Cellphones as a whole are set to become the world’s single largest consumer of flash memory this year, according to the IHS iSuppli, in yet another sign of the pre-eminent position smartphones now hold in the global technology market. While a vast array of products now make use of NAND flash memory, cellphones are expected to take the lead spot in 2013 with a 24.6 percent share of global bit shipments, up from second place in 2012 with 23.3 percent.
“With smartphones accounting for an ever- increasing portion of the global cellphone business, the mobile handset market is demanding more and more memory, particularly flash,” said Ryan Chien, an analyst for memory and storage at IHS. “This is causing the cellphone business to eclipse all other application markets for flash usage. Indeed, the shift in flash demand is reflective of a widespread transition in technology markets to focus more on mobile platforms like smartphones.”
The device last year with the largest market share of flash memory consumption, flash storage cards, is set to tumble to third place this year with a 19.7 percent share of flash consumption. Sitting between handsets and flash storage cards will be solid state drives (SSD), ranked the No. 2 consumer this year with 20.6 percent, up two spots from 2012.
Other devices in 2013 with prominent market share in flash consumption will include No. 4-ranked USB flash drives, tablet PCs in fifth place, and MP3 players in sixth. Together, the Top 6 devices will account for 93.2 percent market share of projected flash memory usage this year.
The remaining share will then be split among 10 products, including personal navigation devices, video camcorders, handheld game players and digital set-top boxes.

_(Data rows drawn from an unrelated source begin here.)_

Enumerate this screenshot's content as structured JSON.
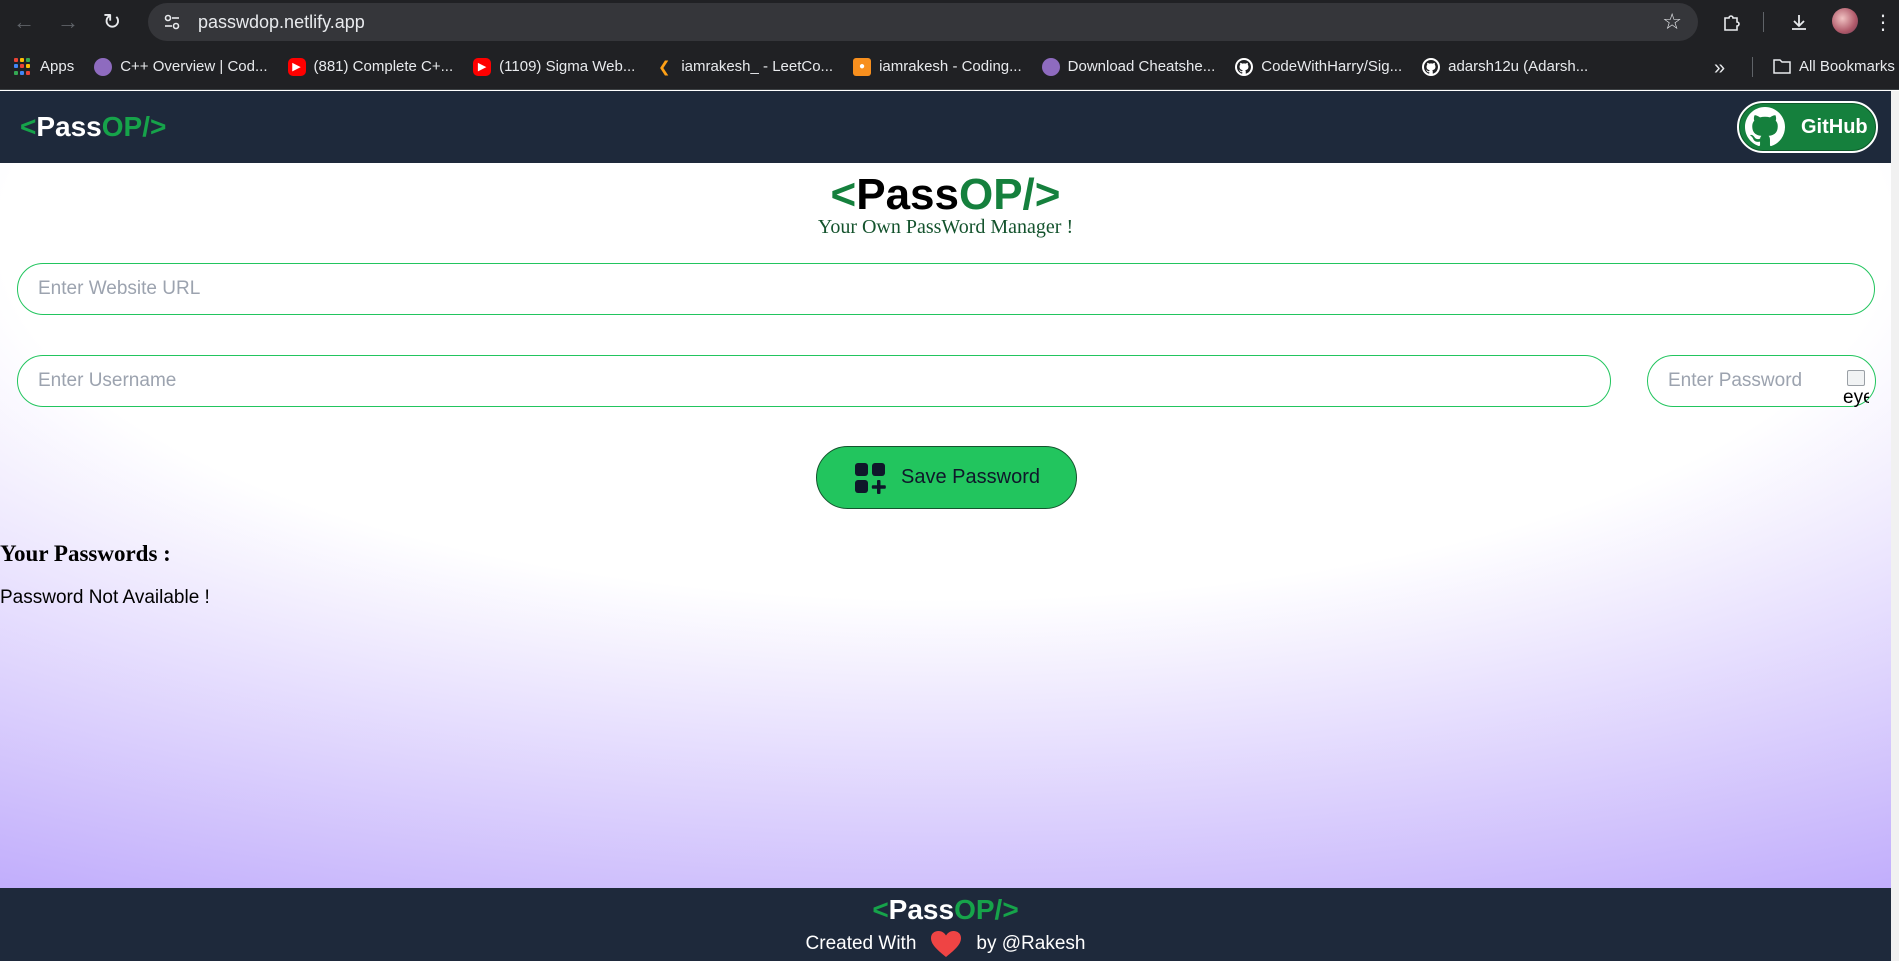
{
  "browser": {
    "url": "passwdop.netlify.app",
    "bookmarks": [
      {
        "label": "Apps",
        "icon": "apps-grid-icon"
      },
      {
        "label": "C++ Overview | Cod...",
        "icon": "avatar-icon"
      },
      {
        "label": "(881) Complete C+...",
        "icon": "youtube-icon"
      },
      {
        "label": "(1109) Sigma Web...",
        "icon": "youtube-icon"
      },
      {
        "label": "iamrakesh_ - LeetCo...",
        "icon": "leetcode-icon"
      },
      {
        "label": "iamrakesh - Coding...",
        "icon": "codingninjas-icon"
      },
      {
        "label": "Download Cheatshe...",
        "icon": "avatar-icon"
      },
      {
        "label": "CodeWithHarry/Sig...",
        "icon": "github-icon"
      },
      {
        "label": "adarsh12u (Adarsh...",
        "icon": "github-icon"
      }
    ],
    "all_bookmarks": "All Bookmarks",
    "overflow_label": "»"
  },
  "nav": {
    "logo_open": "<",
    "logo_pass": "Pass",
    "logo_op": "OP/",
    "logo_close": ">",
    "github_label": "GitHub"
  },
  "hero": {
    "logo_open": "<",
    "logo_pass": "Pass",
    "logo_op": "OP/",
    "logo_close": ">",
    "tagline": "Your Own PassWord Manager !"
  },
  "form": {
    "url_placeholder": "Enter Website URL",
    "username_placeholder": "Enter Username",
    "password_placeholder": "Enter Password",
    "eye_alt": "eye",
    "save_label": "Save Password"
  },
  "passwords": {
    "heading": "Your Passwords :",
    "empty_text": "Password Not Available !"
  },
  "footer": {
    "logo_open": "<",
    "logo_pass": "Pass",
    "logo_op": "OP/",
    "logo_close": ">",
    "created_with": "Created With",
    "by": "by @Rakesh"
  },
  "colors": {
    "nav_bg": "#1e293b",
    "accent_green": "#16a34a",
    "button_green": "#22c55e",
    "gradient_purple": "#a78bfa"
  }
}
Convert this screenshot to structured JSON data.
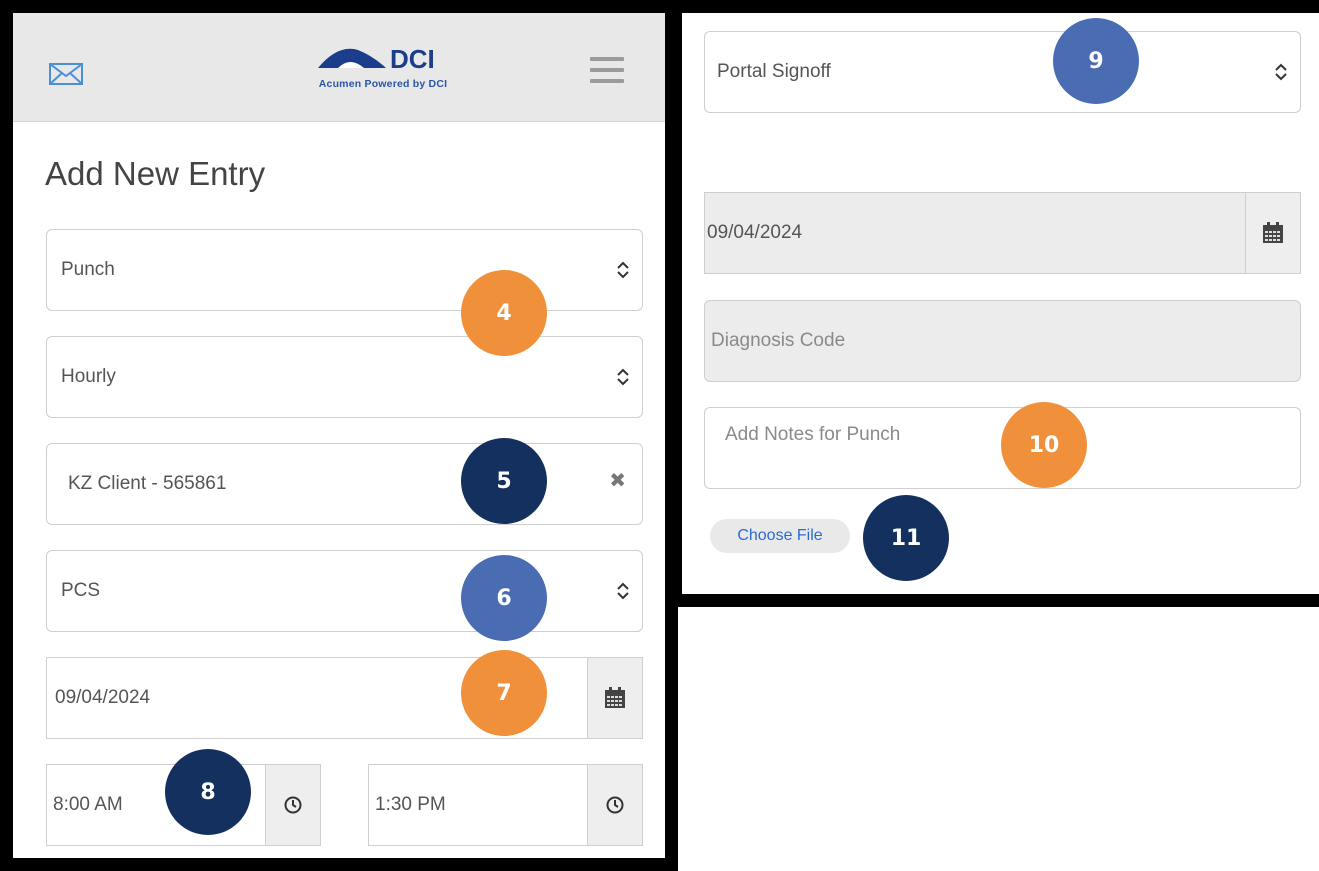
{
  "header": {
    "logo_brand": "DCI",
    "logo_subtitle": "Acumen Powered by DCI",
    "mail_icon": "envelope-icon",
    "menu_icon": "hamburger-menu-icon"
  },
  "left": {
    "title": "Add New Entry",
    "entry_type": "Punch",
    "billing_type": "Hourly",
    "client": "KZ Client - 565861",
    "service": "PCS",
    "date": "09/04/2024",
    "start_time": "8:00 AM",
    "end_time": "1:30 PM"
  },
  "right": {
    "signoff": "Portal Signoff",
    "date": "09/04/2024",
    "diagnosis_placeholder": "Diagnosis Code",
    "notes_placeholder": "Add Notes for Punch",
    "choose_file": "Choose File"
  },
  "badges": {
    "b4": "4",
    "b5": "5",
    "b6": "6",
    "b7": "7",
    "b8": "8",
    "b9": "9",
    "b10": "10",
    "b11": "11"
  },
  "colors": {
    "badge_orange": "#f0903a",
    "badge_navy": "#14305e",
    "badge_blue": "#4a6cb3",
    "brand_blue": "#2a56a8",
    "link_blue": "#2a6ad6"
  }
}
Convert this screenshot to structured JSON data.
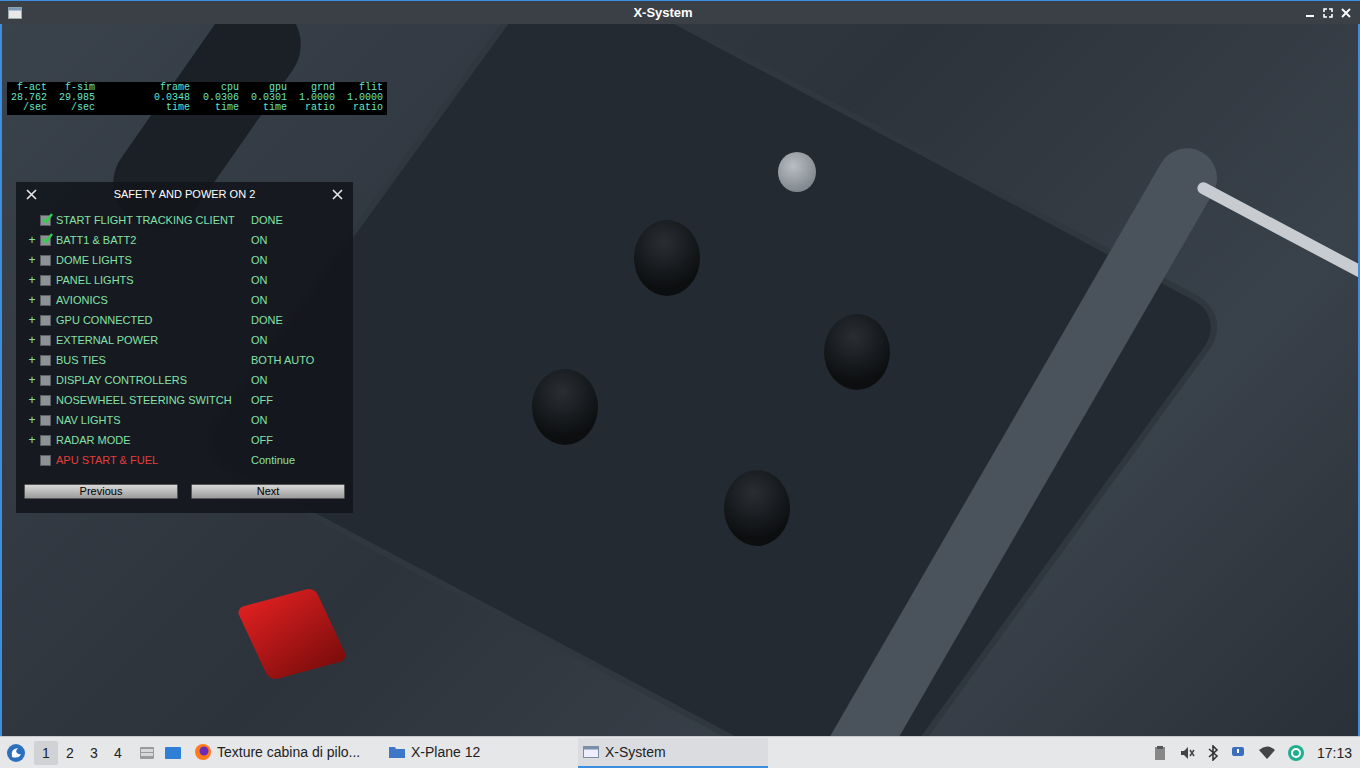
{
  "window": {
    "title": "X-System"
  },
  "stats": [
    {
      "name": "f-act",
      "value": "28.762",
      "unit": "/sec"
    },
    {
      "name": "f-sim",
      "value": "29.985",
      "unit": "/sec"
    },
    {
      "name": "frame",
      "value": "0.0348",
      "unit": "time"
    },
    {
      "name": "cpu",
      "value": "0.0306",
      "unit": "time"
    },
    {
      "name": "gpu",
      "value": "0.0301",
      "unit": "time"
    },
    {
      "name": "grnd",
      "value": "1.0000",
      "unit": "ratio"
    },
    {
      "name": "flit",
      "value": "1.0000",
      "unit": "ratio"
    }
  ],
  "checklist": {
    "title": "SAFETY AND POWER ON 2",
    "items": [
      {
        "kind": "step",
        "expand": "",
        "checked": true,
        "label": "START FLIGHT TRACKING CLIENT",
        "value": "DONE"
      },
      {
        "kind": "step",
        "expand": "+",
        "checked": true,
        "label": "BATT1 & BATT2",
        "value": "ON"
      },
      {
        "kind": "step",
        "expand": "+",
        "checked": false,
        "label": "DOME LIGHTS",
        "value": "ON"
      },
      {
        "kind": "step",
        "expand": "+",
        "checked": false,
        "label": "PANEL LIGHTS",
        "value": "ON"
      },
      {
        "kind": "step",
        "expand": "+",
        "checked": false,
        "label": "AVIONICS",
        "value": "ON"
      },
      {
        "kind": "step",
        "expand": "+",
        "checked": false,
        "label": "GPU CONNECTED",
        "value": "DONE"
      },
      {
        "kind": "step",
        "expand": "+",
        "checked": false,
        "label": "EXTERNAL POWER",
        "value": "ON"
      },
      {
        "kind": "step",
        "expand": "+",
        "checked": false,
        "label": "BUS TIES",
        "value": "BOTH AUTO"
      },
      {
        "kind": "step",
        "expand": "+",
        "checked": false,
        "label": "DISPLAY CONTROLLERS",
        "value": "ON"
      },
      {
        "kind": "step",
        "expand": "+",
        "checked": false,
        "label": "NOSEWHEEL STEERING SWITCH",
        "value": "OFF"
      },
      {
        "kind": "step",
        "expand": "+",
        "checked": false,
        "label": "NAV LIGHTS",
        "value": "ON"
      },
      {
        "kind": "step",
        "expand": "+",
        "checked": false,
        "label": "RADAR MODE",
        "value": "OFF"
      },
      {
        "kind": "link",
        "expand": "",
        "checked": false,
        "label": "APU START & FUEL",
        "value": "Continue"
      }
    ],
    "buttons": [
      "Previous",
      "Next"
    ]
  },
  "taskbar": {
    "workspaces": [
      {
        "label": "1",
        "selected": true
      },
      {
        "label": "2",
        "selected": false
      },
      {
        "label": "3",
        "selected": false
      },
      {
        "label": "4",
        "selected": false
      }
    ],
    "apps": [
      {
        "kind": "browser",
        "label": "Texture cabina di pilo...",
        "selected": false
      },
      {
        "kind": "folder",
        "label": "X-Plane 12",
        "selected": false
      },
      {
        "kind": "window",
        "label": "X-System",
        "selected": true
      }
    ],
    "clock": "17:13"
  }
}
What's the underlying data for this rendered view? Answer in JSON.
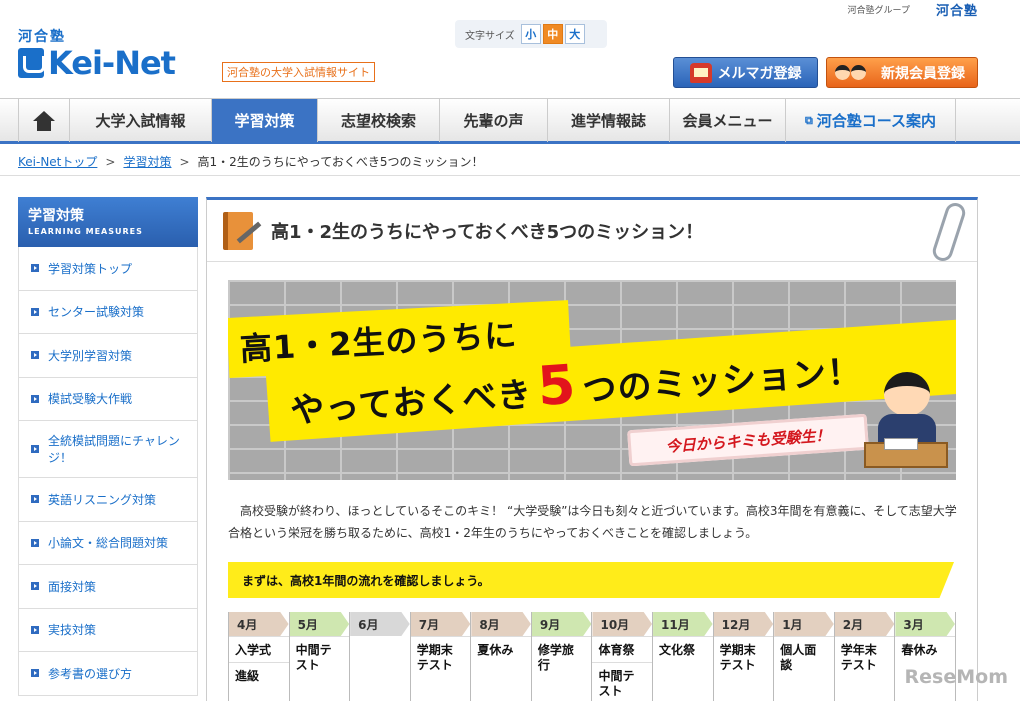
{
  "topbar": {
    "group_label": "河合塾グループ",
    "brand": "河合塾"
  },
  "header": {
    "logo_kanji": "河合塾",
    "logo_text": "Kei-Net",
    "tagline": "河合塾の大学入試情報サイト",
    "font_size": {
      "label": "文字サイズ",
      "options": [
        "小",
        "中",
        "大"
      ],
      "selected": "中"
    },
    "mail_button": "メルマガ登録",
    "member_button": "新規会員登録"
  },
  "nav": {
    "items": [
      "大学入試情報",
      "学習対策",
      "志望校検索",
      "先輩の声",
      "進学情報誌",
      "会員メニュー",
      "河合塾コース案内"
    ],
    "active": "学習対策"
  },
  "breadcrumb": {
    "home": "Kei-Netトップ",
    "section": "学習対策",
    "current": "高1・2生のうちにやっておくべき5つのミッション！"
  },
  "sidebar": {
    "title": "学習対策",
    "subtitle": "LEARNING MEASURES",
    "items": [
      "学習対策トップ",
      "センター試験対策",
      "大学別学習対策",
      "模試受験大作戦",
      "全統模試問題にチャレンジ！",
      "英語リスニング対策",
      "小論文・総合問題対策",
      "面接対策",
      "実技対策",
      "参考書の選び方"
    ]
  },
  "main": {
    "title": "高1・2生のうちにやっておくべき5つのミッション！",
    "hero": {
      "line1": "高1・2生のうちに",
      "line2_pre": "やっておくべき",
      "line2_num": "5",
      "line2_post": "つのミッション！",
      "ribbon": "今日からキミも受験生！"
    },
    "intro": "高校受験が終わり、ほっとしているそこのキミ！ “大学受験”は今日も刻々と近づいています。高校3年間を有意義に、そして志望大学合格という栄冠を勝ち取るために、高校1・2年生のうちにやっておくべきことを確認しましょう。",
    "section_banner": "まずは、高校1年間の流れを確認しましょう。",
    "timeline": [
      {
        "month": "4月",
        "color": "c1",
        "events": [
          "入学式",
          "進級"
        ]
      },
      {
        "month": "5月",
        "color": "c2",
        "events": [
          "中間テスト"
        ]
      },
      {
        "month": "6月",
        "color": "c3",
        "events": []
      },
      {
        "month": "7月",
        "color": "c1",
        "events": [
          "学期末テスト"
        ]
      },
      {
        "month": "8月",
        "color": "c1",
        "events": [
          "夏休み"
        ]
      },
      {
        "month": "9月",
        "color": "c2",
        "events": [
          "修学旅行"
        ]
      },
      {
        "month": "10月",
        "color": "c1",
        "events": [
          "体育祭",
          "中間テスト"
        ]
      },
      {
        "month": "11月",
        "color": "c2",
        "events": [
          "文化祭"
        ]
      },
      {
        "month": "12月",
        "color": "c1",
        "events": [
          "学期末テスト"
        ]
      },
      {
        "month": "1月",
        "color": "c1",
        "events": [
          "個人面談"
        ]
      },
      {
        "month": "2月",
        "color": "c1",
        "events": [
          "学年末テスト"
        ]
      },
      {
        "month": "3月",
        "color": "c2",
        "events": [
          "春休み"
        ]
      }
    ]
  },
  "watermark": "ReseMom"
}
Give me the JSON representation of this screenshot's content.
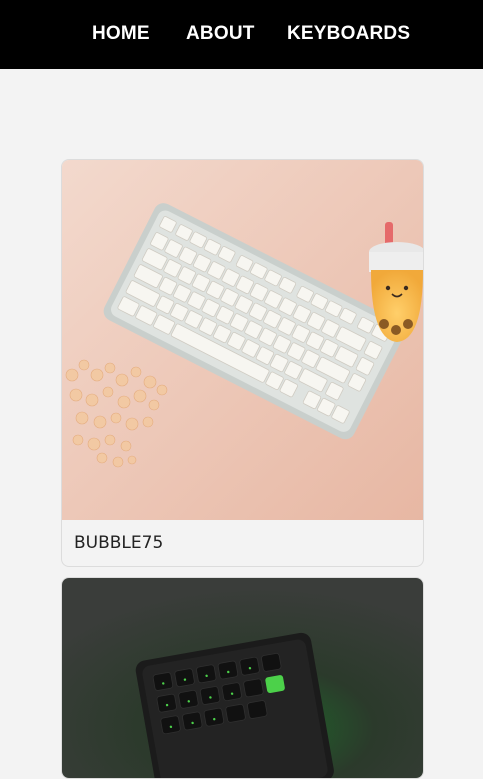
{
  "nav": {
    "items": [
      {
        "label": "HOME"
      },
      {
        "label": "ABOUT"
      },
      {
        "label": "KEYBOARDS"
      }
    ]
  },
  "products": [
    {
      "name": "BUBBLE75",
      "image": "keyboard-photo"
    },
    {
      "name": "",
      "image": "keyboard-photo"
    }
  ],
  "colors": {
    "nav_bg": "#000000",
    "page_bg": "#f3f3f3",
    "nav_text": "#ffffff"
  }
}
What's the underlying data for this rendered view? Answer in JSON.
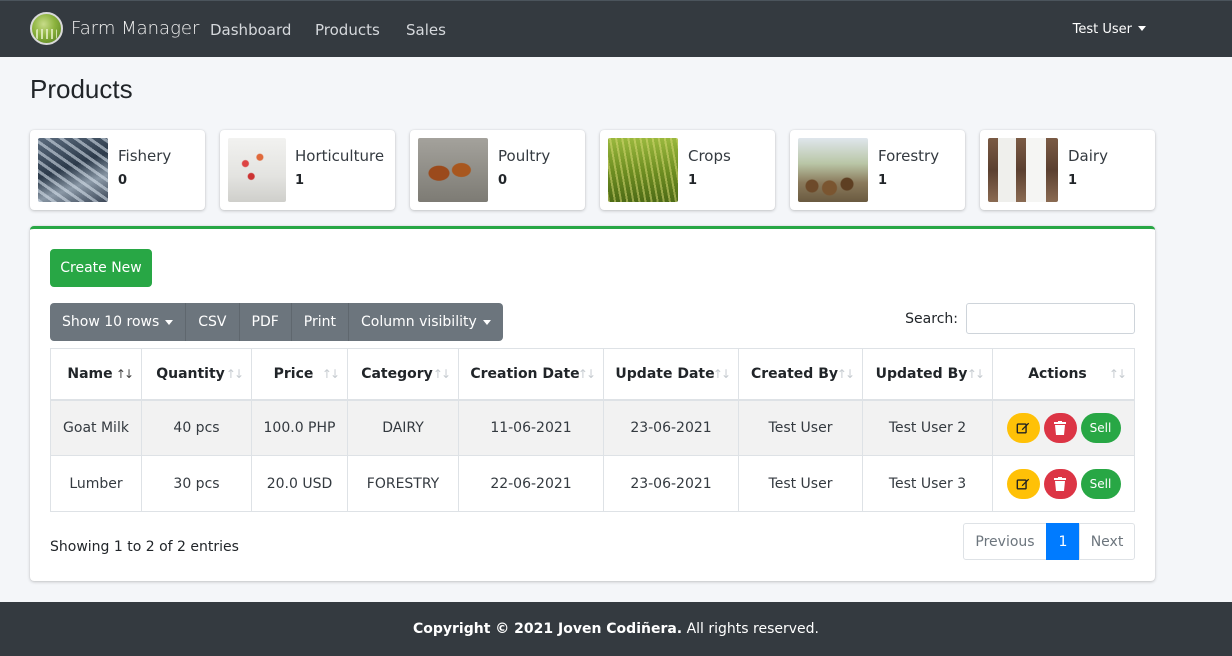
{
  "nav": {
    "brand": "Farm Manager",
    "links": [
      "Dashboard",
      "Products",
      "Sales"
    ],
    "user": "Test User"
  },
  "page_title": "Products",
  "categories": [
    {
      "name": "Fishery",
      "count": "0"
    },
    {
      "name": "Horticulture",
      "count": "1"
    },
    {
      "name": "Poultry",
      "count": "0"
    },
    {
      "name": "Crops",
      "count": "1"
    },
    {
      "name": "Forestry",
      "count": "1"
    },
    {
      "name": "Dairy",
      "count": "1"
    }
  ],
  "toolbar": {
    "create_label": "Create New",
    "buttons": [
      "Show 10 rows",
      "CSV",
      "PDF",
      "Print",
      "Column visibility"
    ],
    "search_label": "Search:",
    "search_value": ""
  },
  "table": {
    "headers": [
      "Name",
      "Quantity",
      "Price",
      "Category",
      "Creation Date",
      "Update Date",
      "Created By",
      "Updated By",
      "Actions"
    ],
    "rows": [
      [
        "Goat Milk",
        "40 pcs",
        "100.0 PHP",
        "DAIRY",
        "11-06-2021",
        "23-06-2021",
        "Test User",
        "Test User 2"
      ],
      [
        "Lumber",
        "30 pcs",
        "20.0 USD",
        "FORESTRY",
        "22-06-2021",
        "23-06-2021",
        "Test User",
        "Test User 3"
      ]
    ],
    "sell_label": "Sell"
  },
  "footer_info": {
    "showing": "Showing 1 to 2 of 2 entries",
    "prev": "Previous",
    "page": "1",
    "next": "Next"
  },
  "copyright": {
    "bold": "Copyright © 2021 Joven Codiñera.",
    "rest": " All rights reserved."
  },
  "colors": {
    "accent": "#28a745",
    "navbar": "#343a40",
    "primary": "#007bff",
    "warning": "#ffc107",
    "danger": "#dc3545"
  }
}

The use of NAND flash in various applications was a major theme at the Consumer Electronics Show (CES) and the Storage Visions events, both held last month in Las Vegas.
For Ultrabooks, Intel announced new requirements for expensive touch screens, likely increasing cache SSD usage relative to standalone SSDs because of cost pressures related to the bill of materials (BOM).
Cache SSDs, which are used alongside a hard drive to form a combined storage solution in Ultrabooks, should quickly adopt the M.2 format, a slim caseless design with a connector compatible with the SATA or PCI Express buses.
On the enterprise side, the SCSI Express interface effort was predicted to release a Linux driver early this year and controllers by 2014—a cadence about 18 months behind the similar NVM Express.
Also at the shows, flash solutions for the smart home were trotted out by the likes of Mobiplug, NXP and Panasonic. In automobiles, Ford released a software development kit for its Sync infotainment system, intended to benefit awareness and penetration of in-car storage by fostering an application ecosystem.
Toshiba and Seagate Technology discussed individual efforts in hybrid hard drives, different from cache SSD in that hybrids feature the flash memory component integrated within the hard drive, not outside it. Both companies said they believe 8-gigabyte, single-level-cell NAND caches to be sufficient for most user needs, in contrast to Intel’s Rapid Storage Technology requirement for Ultrabooks that calls for 24 gigabytes of NAND, typically as cache SSD.
In the area of flash drives and flash cards, several portable products grabbed the limelight. Kingston Technology introduced a 1-terabyte USB 3.0 flash drive—at a time when most manufacturers have not even showcased 512-gigabyte models. Micron Technology launched flash cards supporting the XQD standard for professional-grade media capture, while Plextor unveiled a new Embedded Multimedia Card (eMMC) solution, perhaps leveraging its relationship with Marvell and its investment in Memoright’s firmware efforts. More competition here is critical for the smorgasbord of smartphones, tablets, “superphones” and smart cameras that demand faster storage.
While many products and prototypes at CES will serve small niche markets or never even see the light of day, many flash-related developments look to be substantive improvements that will have major effects on upgrading user experience of a device.
As the intersection of flash, storage and the cloud deepens in the consumer and enterprise environments, a bounce-back for the NAND industry is imminent this year, with revenue projected to climb to a record $22 billion, up from $20 billion last year. Revenue in 2012 had contracted after industry takings of $21 billion in 2011.